Max and Miles snorkeling off Grand Caymand Island

DAY FOUR (June 14, 2009) — Ready to kiss a Stingray?

Eight year old Timmy and 13 year old Miles Singer are game but 12 year old Max Weinberg takes a pass despite a lot of good natured ribbing — and an outright bribe from his buddy Miles.

We’re at the Cayman Islands top attraction — Stingray City, a quarter mile sandbar about four miles northeast from Grand Cayman where the giant rays are so tame they are ready to kiss you — literally and give you a back massage.
Back in 1951, we learn, Marvin Ebanks and a couple of friends started taking tourists out to the area to fish and for a BBQ on a deserted Cay. They started cleaning the fish on the sandbar and before long the huge Rays, who gobbled the chum, were their best buddies.
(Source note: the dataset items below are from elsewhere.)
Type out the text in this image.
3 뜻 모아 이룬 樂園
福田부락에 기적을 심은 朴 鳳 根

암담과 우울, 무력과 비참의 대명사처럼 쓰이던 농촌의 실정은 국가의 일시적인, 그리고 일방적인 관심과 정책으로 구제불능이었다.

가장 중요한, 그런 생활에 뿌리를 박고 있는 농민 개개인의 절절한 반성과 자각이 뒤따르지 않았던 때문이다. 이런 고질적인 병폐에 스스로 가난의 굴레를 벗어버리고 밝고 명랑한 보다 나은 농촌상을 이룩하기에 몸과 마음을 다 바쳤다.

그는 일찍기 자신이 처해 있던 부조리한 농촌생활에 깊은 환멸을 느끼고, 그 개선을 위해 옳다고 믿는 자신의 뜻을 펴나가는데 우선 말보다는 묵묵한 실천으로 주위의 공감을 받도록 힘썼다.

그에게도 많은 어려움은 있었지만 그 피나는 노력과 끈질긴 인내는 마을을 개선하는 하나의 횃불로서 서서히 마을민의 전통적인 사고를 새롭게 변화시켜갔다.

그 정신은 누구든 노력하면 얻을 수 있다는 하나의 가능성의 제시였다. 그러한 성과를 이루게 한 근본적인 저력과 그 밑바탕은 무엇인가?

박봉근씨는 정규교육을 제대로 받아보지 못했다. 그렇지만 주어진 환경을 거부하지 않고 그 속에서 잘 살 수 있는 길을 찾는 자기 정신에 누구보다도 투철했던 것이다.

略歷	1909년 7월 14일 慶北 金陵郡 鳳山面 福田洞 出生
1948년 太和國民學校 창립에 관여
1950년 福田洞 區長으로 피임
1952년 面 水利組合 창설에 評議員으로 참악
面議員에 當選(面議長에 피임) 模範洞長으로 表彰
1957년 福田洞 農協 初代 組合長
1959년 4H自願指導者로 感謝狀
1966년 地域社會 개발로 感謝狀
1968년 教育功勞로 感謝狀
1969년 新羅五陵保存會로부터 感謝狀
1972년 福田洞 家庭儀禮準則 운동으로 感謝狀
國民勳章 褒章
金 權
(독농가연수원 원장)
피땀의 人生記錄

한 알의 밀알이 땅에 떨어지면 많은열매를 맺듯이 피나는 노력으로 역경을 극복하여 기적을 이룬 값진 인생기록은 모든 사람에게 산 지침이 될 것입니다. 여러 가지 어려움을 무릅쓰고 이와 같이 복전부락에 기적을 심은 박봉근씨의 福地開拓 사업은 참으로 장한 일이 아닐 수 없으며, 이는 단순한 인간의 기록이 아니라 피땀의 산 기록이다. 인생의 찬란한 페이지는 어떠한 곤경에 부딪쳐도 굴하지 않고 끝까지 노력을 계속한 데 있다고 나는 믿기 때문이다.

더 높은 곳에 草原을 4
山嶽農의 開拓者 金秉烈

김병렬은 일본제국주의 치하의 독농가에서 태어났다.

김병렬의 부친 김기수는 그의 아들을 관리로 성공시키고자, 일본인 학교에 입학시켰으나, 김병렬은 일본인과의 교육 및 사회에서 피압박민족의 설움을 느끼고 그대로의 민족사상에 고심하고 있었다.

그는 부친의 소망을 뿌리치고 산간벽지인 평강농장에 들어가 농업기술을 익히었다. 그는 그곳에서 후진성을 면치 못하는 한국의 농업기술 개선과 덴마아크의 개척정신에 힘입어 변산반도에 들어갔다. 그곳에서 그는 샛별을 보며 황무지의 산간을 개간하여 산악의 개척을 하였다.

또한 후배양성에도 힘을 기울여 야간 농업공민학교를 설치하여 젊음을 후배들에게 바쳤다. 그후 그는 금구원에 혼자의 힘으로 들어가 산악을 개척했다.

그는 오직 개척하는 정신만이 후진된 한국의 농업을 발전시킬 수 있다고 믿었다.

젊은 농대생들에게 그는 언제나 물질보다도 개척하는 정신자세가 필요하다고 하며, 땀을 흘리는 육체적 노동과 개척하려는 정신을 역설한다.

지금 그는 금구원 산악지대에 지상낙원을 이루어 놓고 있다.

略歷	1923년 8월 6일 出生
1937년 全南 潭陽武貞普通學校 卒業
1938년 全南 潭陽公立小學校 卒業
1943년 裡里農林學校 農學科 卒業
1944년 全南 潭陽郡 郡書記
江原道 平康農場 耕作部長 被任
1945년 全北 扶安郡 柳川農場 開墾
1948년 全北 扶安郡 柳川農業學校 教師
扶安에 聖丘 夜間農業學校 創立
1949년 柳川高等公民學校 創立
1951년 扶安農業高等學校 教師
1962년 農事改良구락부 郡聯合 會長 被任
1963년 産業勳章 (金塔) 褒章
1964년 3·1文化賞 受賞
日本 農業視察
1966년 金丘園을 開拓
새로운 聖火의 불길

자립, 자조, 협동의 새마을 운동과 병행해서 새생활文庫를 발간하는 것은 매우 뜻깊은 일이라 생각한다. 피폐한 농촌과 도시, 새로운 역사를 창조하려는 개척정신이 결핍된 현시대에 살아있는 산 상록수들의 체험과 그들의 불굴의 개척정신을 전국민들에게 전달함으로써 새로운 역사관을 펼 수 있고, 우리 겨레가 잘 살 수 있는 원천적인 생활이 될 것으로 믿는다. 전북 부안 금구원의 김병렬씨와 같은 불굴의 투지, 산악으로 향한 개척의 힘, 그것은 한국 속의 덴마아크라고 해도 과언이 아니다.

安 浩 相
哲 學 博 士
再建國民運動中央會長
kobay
Marvin is still alive — 93 now — and some of his 15 children now run Captain Marvin’s (www.captainmarvins.com), which took us and a boatload of other tourists to Stingray City as well as to two other choice snorkeling spots — the Barrier Reef and Coral Gardens.

Most tourists who come here make a pilgrimage to Stingray City. Olympian and champion snowboarder and skateboarder Shaun White, here for Skate Cayman at the world’s second largest skate park (www.skatecayman.com), came with his family the other day and pronounced the experience “unreal” and couldn’t stop talking about it.

The kids and the adults in our group petted and kissed the Rays (kind of slimy!) More than a dozen of the huge Rays swam circles around us, enticed by the cut up fish we were feeding them. Everybody was laughing. The sun was shining. I was really glad I had my new Olympus waterproof camera with me — we got some great shots, including the one with this posting!

I was also glad we came on a Sunday morning when we had the place virtually to our selves — no crowds of cruise ship passengers, no locals out for an afternoon congratulating themselves on living in paradise where they can swim any time they choose with these glorious creatures. (And no, they don’t sting because they have become tame and so used to humans, I’m told.) I just wish we’d brought more snacks for the kids who of course weren’t hungry when we left the Westin where we were staying but now were starving.

Luckily, the snorkeling distracted them from their hunger. We snorkeled amid schools of Sargent Majors, on top of all kinds of coral. The kids saw an eel, white grunts, green and yellow Parrot Fish, Polka Dot Fish, Snapper, and more. There were so many and the water was so clear — some of the best snorkeling I’ve done in years. The kids were reluctant to get back in the boat. So were some of the grownups. I want to come back here to dive. I hear they’ve got more than 350 dive sites — one for every day of the year, locals promise.

The water was so pleasant that even 10-month old James Slade got in the water with his parents and grandparents, on vacation from Texas.

“This place is super easy with a baby,” says his mom Kimberly, who lives in Dallas. “And great for grandmas too,” adds Jennifer Slade.

Our boys are understandably sad that our weekend in paradise is nearly over. What was the most fun?

The Black Pearl Skate and Surf Park, of course, where they both got to cruise the second largest skate park in the world and test their mettle on a wave machine. Kayaking last night on a luminescent bay wasn’t too shabby either, they agreed — glad they made the call to come with us kayaking rather than stay at the skate park for even more hours.

And then there was Stingray City. “Really cool!” they said. “Thanks!”

It doesn’t get better than that. Especially an unsolicited thank you.